I looked at the breathtaking autumn panorama of the mountains. I listened to Cora and Ivy’s laughter as they played with friends in the café’s backyard. I thought of our animals at home, well-fed and safe. I inhaled the aroma of the café’s kitchen. I thought of the warmth and friendship of the coming years. I looked at Thomas, contentedly working beside me. We’d have lots of happy decades to come. Years full of biscuits. Homemade and satisfying, filled with love. I put a hand to my heart.
This is how it feels to be beautiful.
Delta’s Biscuit History and Recipes
“Biscoctus.”
That’s Latin for biscuit, and it translates as “twice cooked.”

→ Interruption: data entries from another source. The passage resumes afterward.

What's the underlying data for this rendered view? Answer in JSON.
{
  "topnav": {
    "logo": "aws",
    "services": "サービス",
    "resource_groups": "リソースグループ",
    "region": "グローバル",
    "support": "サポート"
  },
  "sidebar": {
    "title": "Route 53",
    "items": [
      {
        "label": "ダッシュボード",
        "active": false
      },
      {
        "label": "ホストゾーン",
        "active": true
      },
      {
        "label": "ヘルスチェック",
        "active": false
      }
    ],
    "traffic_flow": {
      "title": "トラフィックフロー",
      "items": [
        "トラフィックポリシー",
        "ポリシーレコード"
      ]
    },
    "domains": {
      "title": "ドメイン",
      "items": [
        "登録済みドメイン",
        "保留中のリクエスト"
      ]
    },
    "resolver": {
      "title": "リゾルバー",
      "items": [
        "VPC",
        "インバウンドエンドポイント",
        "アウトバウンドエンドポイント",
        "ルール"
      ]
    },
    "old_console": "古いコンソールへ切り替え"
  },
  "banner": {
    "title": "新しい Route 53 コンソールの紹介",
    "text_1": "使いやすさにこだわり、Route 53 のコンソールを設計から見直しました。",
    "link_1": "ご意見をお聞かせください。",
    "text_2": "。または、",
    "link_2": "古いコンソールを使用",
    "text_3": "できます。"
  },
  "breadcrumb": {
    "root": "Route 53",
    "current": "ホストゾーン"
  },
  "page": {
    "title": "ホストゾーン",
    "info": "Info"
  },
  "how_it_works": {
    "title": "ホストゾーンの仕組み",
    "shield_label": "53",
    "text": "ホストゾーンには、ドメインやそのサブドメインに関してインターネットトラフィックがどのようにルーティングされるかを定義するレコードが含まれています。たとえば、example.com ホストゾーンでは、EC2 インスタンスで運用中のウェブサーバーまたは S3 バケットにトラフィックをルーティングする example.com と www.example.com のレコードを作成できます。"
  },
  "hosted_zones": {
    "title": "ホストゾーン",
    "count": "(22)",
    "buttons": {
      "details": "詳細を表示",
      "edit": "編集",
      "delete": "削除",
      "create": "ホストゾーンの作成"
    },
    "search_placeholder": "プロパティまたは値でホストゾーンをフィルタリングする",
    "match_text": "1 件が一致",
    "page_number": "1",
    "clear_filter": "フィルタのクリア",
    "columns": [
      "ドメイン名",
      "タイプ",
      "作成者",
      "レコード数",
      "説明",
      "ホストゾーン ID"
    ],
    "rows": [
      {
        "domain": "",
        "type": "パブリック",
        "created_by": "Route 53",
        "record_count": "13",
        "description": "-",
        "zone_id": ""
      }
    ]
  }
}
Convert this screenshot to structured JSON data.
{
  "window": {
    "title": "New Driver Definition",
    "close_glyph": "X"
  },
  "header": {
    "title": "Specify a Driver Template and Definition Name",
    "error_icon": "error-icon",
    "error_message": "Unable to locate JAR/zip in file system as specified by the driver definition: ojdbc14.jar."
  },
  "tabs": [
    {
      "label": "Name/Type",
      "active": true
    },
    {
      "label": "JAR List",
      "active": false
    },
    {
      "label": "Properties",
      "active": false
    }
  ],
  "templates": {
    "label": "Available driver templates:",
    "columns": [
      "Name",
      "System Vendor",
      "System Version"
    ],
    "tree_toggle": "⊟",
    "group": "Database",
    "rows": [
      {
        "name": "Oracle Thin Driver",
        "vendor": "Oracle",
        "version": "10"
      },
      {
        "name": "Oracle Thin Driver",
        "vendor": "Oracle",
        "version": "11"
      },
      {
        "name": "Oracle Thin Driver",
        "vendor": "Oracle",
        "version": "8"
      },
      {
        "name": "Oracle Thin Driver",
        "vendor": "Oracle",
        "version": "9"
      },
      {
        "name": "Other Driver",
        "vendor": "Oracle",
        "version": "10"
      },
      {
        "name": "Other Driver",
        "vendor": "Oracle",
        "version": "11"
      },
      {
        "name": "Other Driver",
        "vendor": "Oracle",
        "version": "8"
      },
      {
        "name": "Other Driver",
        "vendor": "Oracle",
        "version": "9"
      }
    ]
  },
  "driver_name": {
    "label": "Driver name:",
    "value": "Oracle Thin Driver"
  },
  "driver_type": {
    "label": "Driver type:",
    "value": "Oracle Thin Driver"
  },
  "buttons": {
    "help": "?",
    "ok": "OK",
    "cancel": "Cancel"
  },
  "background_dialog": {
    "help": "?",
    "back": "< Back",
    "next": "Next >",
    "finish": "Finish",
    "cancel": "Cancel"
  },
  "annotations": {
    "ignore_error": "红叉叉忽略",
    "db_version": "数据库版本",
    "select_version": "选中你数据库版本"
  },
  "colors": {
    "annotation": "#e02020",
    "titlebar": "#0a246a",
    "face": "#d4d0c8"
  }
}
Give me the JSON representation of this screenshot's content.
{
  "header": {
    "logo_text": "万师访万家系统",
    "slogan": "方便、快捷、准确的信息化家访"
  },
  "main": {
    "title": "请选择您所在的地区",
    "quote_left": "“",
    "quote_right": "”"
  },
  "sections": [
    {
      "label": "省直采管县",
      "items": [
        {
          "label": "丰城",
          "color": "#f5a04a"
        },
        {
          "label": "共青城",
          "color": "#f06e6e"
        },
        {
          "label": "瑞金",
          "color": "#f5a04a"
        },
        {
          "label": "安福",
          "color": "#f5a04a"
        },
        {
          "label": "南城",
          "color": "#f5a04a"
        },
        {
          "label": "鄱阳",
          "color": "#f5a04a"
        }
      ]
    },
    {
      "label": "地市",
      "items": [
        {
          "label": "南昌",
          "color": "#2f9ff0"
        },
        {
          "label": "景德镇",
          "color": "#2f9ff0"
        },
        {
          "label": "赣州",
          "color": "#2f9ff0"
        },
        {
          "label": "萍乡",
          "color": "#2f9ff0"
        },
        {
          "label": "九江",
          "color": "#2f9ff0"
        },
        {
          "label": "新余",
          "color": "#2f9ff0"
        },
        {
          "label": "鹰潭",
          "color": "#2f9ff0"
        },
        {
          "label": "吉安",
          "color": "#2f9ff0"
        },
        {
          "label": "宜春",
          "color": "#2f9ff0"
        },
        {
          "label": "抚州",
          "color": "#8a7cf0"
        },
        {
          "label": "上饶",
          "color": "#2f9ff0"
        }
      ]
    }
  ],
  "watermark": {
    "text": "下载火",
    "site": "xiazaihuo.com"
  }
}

According to food historian Lynne Olver, editor and researcher at foodtimeline.org, the traditional Southern biscuit—a soft, leavened bread instead of a hard cracker—was mentioned in travelers’ journals as early as 1818 and appeared in Webster’s Dictionary by 1828. Nineteenth-century recipe books—especially those in the South—included instructions for “soda biscuits” or “baking-soda biscuits,” and by the 1850’s cookbooks also noted a curious cousin, the “beaten biscuit.”
Though often called the “Maryland Beaten Biscuit,” the beaten biscuit was a staple of Deep-South and Mountain-South kitchens, often served up with thick slices of ham. Cooks literally beat the biscuit dough for at least thirty minutes to tenderize it, usually employing a wooden mallet or rolling pin, but a hammer or ax handle would suffice, too. While it’s hard to pinpoint the exact ethnic origins of Southern biscuit-beating, we know for sure that English cooks were pummeling biscuit dough as early as the 1500s.
Beaten or not, the historic Southern biscuit consists of these basics: flour, salt, baking powder, water or milk, and lard—evil, wonderful, saturated-fat, high-cholesterol lard. Rendered pig fat. A Southern delight. Lard is white, gooey, delicious and a fabulous cooking ingredient due to its high smoking point. (People used it not only for baking, but as a topping, like butter.) It produces incredibly light, flaky biscuits (and also great pie crusts.) Many traditional cooks feel lard’s charms outweigh its health risks. Just enjoy all foods in moderation, and never forget, as Delta says, “The Lard cooks in mysterious ways.”
Purists still make their biscuits with lard, particularly the premium “leaf lard” rendered from high-quality fat around the pigs’ kidneys. But in 1911 Proctor & Gamble introduced Crisco, a hydrogenated vegetable oil that was tasty, easy to store, and cheaper than either lard or butter. To teach housewives about the new product, Proctor
& Gamble provided a cookbook full of Crisco recipes and hired home economists to demonstrate those recipes all over the country. (Read the history of Crisco at www.crisco.com.)
Of course, we now know that both lard and hydrogenated vegetable oil have nutritional drawbacks, but what’s the thrill of Southern soul food without a little hellfire! Why, taking the flaky, fatty goodness out of a great biscuit would be like taking the moonlight out of the magnolias. Sacrilege!
Some Good Biscuit Recipes
A little trivia: Here are a few of the sacred names you’ll see on the pantry shelves in a Southern kitchen: White Lily or Gold Medal (flour), Crisco (vegetable shortening), Calumet or Clabber Girl (baking powder). A baking tip: Use a deep biscuit pan, not a cookie sheet. And make sure your baking pan is shiny. A dark pan will cause your biscuits to brown too much on the bottom.
Chuckwagon Biscuits
This one’s only for a serious outdoors cook. You need a bed of coals and a black-iron Dutch oven. The feet of the oven let air circulate underneath as it sits in the coals, and the rimmed lid lets you pile coals on top to brown the biscuits.
Ingredients:3 cups flour (not the self-rising kind)
6 teaspoons baking powder
3 tablespoon lard
1 cup of milk
1 teaspoon salt
1 tablespoon sugar
Grease your Dutch oven and let it start heating up in the coals. Set the lid in the coals—you want the lid warm, too.
Sift the dry items together then mold the lard into them by hand until the dough’s texture is flaky. Add the milk to moisten the dough. Roll or pat the dough out on a floured board (the dough should be about an inch thick when you’re finished), then cut into biscuits. A clean tin can makes a good cutter!